As I head across Clinton Street, a murder of big black crows swoops into someone’s cluttered yard. A bonanza of litter and dead furniture and sickly-looking plants. The crows caw and fight over a piece of trash. One triumphs, picking it up in his hard yellow beak and flying up and over the telephone lines to savor it in solitude.
I think
back to the dishwasher and the dirty dishes and part of me gets why this
happens. Sometimes whoever had loaded the dishwasher with the dirty dishes
cleans them off so well before they’re loaded that honestly you can’t tell if
they’ve been washed or not. So, unloading the dishwasher makes sense. It’s just
being a helpful member of the household, right?
Yet, I know
that this probably wasn’t the case that was being discussed. And I feel sorry
for all parties involved, even Sorta Mean Bird Woman. (I forget why I call her
that. She has a bird-like aspect and she isn’t very nice.)
Okay, maybe
I don’t feel that sorry for her.
Oh, what does it matter! I walk on, the sun bright, the trees dripping with silver water droplets from the night’s little bit of rain. Another crow caws at his ‘friends’ before jumping in front of me with his treasure of trash in his beak.
I smile to
myself as I head up toward McBryde, waving to a Random Dog Walking Lady who
seems to recognize me. Her wave is hopeful and friendly, and I think, I wonder
what her story is.
I’ll never
know…..
Well, the question has to be asked. Why load the dishwasher and not run the dishes so that they are clean in the morning?

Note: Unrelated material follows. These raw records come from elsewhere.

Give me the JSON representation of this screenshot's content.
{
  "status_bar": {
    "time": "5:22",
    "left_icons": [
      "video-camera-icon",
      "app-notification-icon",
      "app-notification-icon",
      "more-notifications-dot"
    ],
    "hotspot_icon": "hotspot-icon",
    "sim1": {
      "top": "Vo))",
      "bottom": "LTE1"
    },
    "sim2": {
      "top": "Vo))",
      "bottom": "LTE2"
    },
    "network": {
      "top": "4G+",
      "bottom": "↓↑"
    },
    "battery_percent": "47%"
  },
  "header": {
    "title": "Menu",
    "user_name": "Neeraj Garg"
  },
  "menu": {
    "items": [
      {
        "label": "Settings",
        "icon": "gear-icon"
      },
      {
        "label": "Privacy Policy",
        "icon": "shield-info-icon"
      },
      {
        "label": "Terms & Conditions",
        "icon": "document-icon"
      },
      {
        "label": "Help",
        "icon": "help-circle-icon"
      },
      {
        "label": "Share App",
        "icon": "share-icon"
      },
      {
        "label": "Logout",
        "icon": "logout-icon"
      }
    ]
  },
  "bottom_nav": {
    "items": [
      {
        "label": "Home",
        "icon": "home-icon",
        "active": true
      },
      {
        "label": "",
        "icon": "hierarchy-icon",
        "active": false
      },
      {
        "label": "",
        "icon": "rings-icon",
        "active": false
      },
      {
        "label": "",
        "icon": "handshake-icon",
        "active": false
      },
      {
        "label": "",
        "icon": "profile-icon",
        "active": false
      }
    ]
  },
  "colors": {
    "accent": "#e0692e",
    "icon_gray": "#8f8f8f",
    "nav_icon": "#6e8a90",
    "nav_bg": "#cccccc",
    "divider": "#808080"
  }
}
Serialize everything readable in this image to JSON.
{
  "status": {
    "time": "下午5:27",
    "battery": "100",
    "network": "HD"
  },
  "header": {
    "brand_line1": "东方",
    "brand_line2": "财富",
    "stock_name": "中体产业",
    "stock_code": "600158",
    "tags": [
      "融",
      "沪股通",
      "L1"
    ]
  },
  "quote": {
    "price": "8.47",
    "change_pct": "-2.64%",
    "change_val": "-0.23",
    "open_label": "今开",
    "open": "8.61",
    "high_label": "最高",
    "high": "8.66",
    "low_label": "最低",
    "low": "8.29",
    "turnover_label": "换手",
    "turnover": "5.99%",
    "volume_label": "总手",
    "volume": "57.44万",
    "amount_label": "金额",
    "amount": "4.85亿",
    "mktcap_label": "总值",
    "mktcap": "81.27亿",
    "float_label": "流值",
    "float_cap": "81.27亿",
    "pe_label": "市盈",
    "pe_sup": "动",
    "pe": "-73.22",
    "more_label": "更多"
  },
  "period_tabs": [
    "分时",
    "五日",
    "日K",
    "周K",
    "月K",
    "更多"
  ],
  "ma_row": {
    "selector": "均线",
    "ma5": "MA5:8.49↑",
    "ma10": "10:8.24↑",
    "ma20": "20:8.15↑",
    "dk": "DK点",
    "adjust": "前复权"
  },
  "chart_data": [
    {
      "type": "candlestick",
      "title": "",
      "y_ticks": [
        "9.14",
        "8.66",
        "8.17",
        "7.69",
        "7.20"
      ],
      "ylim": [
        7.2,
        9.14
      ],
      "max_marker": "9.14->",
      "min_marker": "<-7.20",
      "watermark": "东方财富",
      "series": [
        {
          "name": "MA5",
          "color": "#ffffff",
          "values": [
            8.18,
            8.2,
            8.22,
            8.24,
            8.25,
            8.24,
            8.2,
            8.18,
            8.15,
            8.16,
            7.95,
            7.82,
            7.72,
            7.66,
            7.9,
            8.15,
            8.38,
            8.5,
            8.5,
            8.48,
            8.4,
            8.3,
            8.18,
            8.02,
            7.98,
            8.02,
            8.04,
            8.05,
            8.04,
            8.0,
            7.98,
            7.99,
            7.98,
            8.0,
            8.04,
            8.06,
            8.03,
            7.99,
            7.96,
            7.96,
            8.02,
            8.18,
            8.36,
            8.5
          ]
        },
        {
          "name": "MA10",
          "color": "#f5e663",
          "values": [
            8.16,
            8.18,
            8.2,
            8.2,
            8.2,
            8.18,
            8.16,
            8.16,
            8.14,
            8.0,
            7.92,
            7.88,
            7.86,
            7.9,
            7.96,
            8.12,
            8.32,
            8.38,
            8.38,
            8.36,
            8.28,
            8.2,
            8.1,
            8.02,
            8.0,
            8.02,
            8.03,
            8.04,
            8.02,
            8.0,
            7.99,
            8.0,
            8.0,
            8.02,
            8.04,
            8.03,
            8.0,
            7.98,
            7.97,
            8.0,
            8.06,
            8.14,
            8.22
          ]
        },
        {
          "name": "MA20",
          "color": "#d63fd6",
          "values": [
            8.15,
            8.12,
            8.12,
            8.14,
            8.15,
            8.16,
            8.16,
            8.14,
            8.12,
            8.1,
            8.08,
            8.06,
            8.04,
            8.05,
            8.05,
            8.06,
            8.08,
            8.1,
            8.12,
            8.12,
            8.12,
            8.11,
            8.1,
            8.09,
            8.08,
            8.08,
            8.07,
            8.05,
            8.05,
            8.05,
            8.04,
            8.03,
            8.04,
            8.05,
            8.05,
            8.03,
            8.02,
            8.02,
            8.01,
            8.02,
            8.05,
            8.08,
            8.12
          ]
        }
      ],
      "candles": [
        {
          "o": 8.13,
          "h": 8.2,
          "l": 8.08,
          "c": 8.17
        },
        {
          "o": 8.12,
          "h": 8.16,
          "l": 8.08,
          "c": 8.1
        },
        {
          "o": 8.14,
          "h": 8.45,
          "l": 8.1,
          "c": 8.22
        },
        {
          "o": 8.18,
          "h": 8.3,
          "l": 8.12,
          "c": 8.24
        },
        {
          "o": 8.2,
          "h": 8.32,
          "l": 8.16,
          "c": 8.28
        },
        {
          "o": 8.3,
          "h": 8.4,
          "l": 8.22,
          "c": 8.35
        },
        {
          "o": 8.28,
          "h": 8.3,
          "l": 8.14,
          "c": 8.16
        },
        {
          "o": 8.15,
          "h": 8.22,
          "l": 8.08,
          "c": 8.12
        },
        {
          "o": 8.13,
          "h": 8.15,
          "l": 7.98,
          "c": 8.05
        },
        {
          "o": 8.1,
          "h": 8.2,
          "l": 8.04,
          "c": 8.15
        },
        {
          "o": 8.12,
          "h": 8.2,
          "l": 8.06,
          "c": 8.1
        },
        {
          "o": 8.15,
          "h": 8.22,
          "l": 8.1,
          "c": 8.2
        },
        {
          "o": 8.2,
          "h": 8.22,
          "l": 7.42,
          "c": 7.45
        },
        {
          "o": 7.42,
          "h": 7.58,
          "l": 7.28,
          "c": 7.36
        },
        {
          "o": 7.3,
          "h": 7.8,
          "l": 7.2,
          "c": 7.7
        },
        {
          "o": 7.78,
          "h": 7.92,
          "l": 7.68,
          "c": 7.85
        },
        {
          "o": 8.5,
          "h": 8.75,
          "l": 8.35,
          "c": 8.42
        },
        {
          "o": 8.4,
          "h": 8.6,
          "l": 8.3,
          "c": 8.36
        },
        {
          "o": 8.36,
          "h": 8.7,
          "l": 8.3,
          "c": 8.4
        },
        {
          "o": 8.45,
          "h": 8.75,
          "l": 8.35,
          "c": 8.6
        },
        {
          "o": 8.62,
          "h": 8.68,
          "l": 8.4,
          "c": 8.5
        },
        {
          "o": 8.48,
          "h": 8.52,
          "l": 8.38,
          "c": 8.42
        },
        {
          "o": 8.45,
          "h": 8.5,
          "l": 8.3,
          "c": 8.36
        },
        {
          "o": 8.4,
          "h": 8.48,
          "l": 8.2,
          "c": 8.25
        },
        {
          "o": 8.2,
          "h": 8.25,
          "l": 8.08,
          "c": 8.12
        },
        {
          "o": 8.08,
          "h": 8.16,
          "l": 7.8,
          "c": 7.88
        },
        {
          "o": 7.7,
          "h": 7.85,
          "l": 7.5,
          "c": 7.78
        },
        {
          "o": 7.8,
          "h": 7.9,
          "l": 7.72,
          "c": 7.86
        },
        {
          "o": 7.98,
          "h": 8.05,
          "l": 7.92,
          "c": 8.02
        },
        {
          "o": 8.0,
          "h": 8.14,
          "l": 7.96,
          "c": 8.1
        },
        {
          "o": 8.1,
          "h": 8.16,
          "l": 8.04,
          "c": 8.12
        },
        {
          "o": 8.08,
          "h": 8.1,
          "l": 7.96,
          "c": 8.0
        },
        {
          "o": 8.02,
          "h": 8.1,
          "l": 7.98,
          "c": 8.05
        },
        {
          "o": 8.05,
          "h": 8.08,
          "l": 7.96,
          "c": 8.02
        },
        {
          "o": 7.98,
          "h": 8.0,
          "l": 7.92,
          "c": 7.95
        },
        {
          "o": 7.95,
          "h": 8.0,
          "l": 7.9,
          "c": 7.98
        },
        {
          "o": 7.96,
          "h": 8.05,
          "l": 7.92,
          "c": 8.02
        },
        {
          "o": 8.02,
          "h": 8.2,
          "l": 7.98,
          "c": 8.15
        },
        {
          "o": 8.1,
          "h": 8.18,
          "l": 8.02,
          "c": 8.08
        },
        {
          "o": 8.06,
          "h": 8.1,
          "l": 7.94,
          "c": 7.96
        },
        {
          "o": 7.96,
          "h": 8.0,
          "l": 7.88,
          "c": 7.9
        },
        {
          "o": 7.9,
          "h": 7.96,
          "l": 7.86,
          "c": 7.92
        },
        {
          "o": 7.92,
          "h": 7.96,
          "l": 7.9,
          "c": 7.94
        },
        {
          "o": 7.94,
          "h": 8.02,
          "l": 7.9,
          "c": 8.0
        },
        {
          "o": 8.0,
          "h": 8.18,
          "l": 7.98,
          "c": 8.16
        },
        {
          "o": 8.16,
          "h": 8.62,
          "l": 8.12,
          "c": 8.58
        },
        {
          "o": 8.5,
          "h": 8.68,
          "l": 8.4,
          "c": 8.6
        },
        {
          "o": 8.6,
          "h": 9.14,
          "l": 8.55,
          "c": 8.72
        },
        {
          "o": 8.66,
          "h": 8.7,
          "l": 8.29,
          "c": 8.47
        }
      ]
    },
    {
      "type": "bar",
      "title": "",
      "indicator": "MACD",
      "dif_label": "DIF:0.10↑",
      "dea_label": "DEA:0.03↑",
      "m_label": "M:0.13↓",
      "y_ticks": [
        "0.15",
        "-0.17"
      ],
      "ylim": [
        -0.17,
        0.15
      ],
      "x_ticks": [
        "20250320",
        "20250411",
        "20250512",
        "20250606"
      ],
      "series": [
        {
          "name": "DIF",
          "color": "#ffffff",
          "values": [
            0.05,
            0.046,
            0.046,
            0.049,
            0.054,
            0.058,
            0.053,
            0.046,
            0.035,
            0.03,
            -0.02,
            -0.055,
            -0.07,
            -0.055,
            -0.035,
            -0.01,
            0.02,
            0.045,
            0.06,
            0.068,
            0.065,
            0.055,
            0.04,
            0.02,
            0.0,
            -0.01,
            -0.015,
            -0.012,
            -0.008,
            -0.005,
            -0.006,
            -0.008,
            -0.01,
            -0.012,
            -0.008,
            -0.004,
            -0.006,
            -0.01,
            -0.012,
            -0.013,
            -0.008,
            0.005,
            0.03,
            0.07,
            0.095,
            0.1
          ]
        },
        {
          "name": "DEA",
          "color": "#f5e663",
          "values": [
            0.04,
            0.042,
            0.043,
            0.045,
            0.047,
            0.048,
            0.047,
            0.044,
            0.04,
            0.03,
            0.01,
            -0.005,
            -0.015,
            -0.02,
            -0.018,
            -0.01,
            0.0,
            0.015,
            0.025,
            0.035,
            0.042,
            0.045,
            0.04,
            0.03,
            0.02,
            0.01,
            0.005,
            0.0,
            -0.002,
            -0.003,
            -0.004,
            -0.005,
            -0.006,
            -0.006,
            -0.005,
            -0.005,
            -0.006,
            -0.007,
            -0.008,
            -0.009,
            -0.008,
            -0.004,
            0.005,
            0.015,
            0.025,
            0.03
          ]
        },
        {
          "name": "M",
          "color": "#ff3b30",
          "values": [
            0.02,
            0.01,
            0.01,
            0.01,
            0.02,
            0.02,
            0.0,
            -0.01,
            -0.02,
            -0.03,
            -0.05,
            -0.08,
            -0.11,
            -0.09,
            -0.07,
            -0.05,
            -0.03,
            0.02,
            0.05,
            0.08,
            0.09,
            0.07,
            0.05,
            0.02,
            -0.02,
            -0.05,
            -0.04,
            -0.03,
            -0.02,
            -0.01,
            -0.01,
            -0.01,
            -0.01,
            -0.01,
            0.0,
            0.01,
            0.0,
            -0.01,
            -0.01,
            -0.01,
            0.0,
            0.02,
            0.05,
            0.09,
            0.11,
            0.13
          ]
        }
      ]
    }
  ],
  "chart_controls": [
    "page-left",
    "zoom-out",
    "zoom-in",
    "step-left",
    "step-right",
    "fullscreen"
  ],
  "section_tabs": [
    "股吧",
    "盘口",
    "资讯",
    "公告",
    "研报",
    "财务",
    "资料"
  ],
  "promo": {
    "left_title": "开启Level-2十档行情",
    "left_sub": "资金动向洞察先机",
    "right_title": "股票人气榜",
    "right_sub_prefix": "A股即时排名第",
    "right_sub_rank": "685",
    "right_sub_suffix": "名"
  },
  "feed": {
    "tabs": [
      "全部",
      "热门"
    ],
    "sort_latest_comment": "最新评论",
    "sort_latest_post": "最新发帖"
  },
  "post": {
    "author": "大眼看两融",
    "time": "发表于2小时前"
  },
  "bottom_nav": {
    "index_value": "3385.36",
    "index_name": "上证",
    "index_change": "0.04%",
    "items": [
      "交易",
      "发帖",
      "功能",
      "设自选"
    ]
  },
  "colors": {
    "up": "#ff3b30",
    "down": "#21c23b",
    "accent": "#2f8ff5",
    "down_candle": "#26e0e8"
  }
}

ReplyDeleteNature doesn't seem to care about our problems--it will just keep churning out storms and viruses, maybe as punishment for how poorly we treat her.
Love the stories >^..^<
Yes, we seem to be a plague upon our planet. I have hope that our younger generations can forgive me and mine.
ReplyDeleteThanks for reading as always, Fam! I do wonder why the dishwasher wasn't run? Maybe they wait till it's full? And, the planet is in crisis, true. But I have faith in the younger generation. They are smart, motivated and inspired!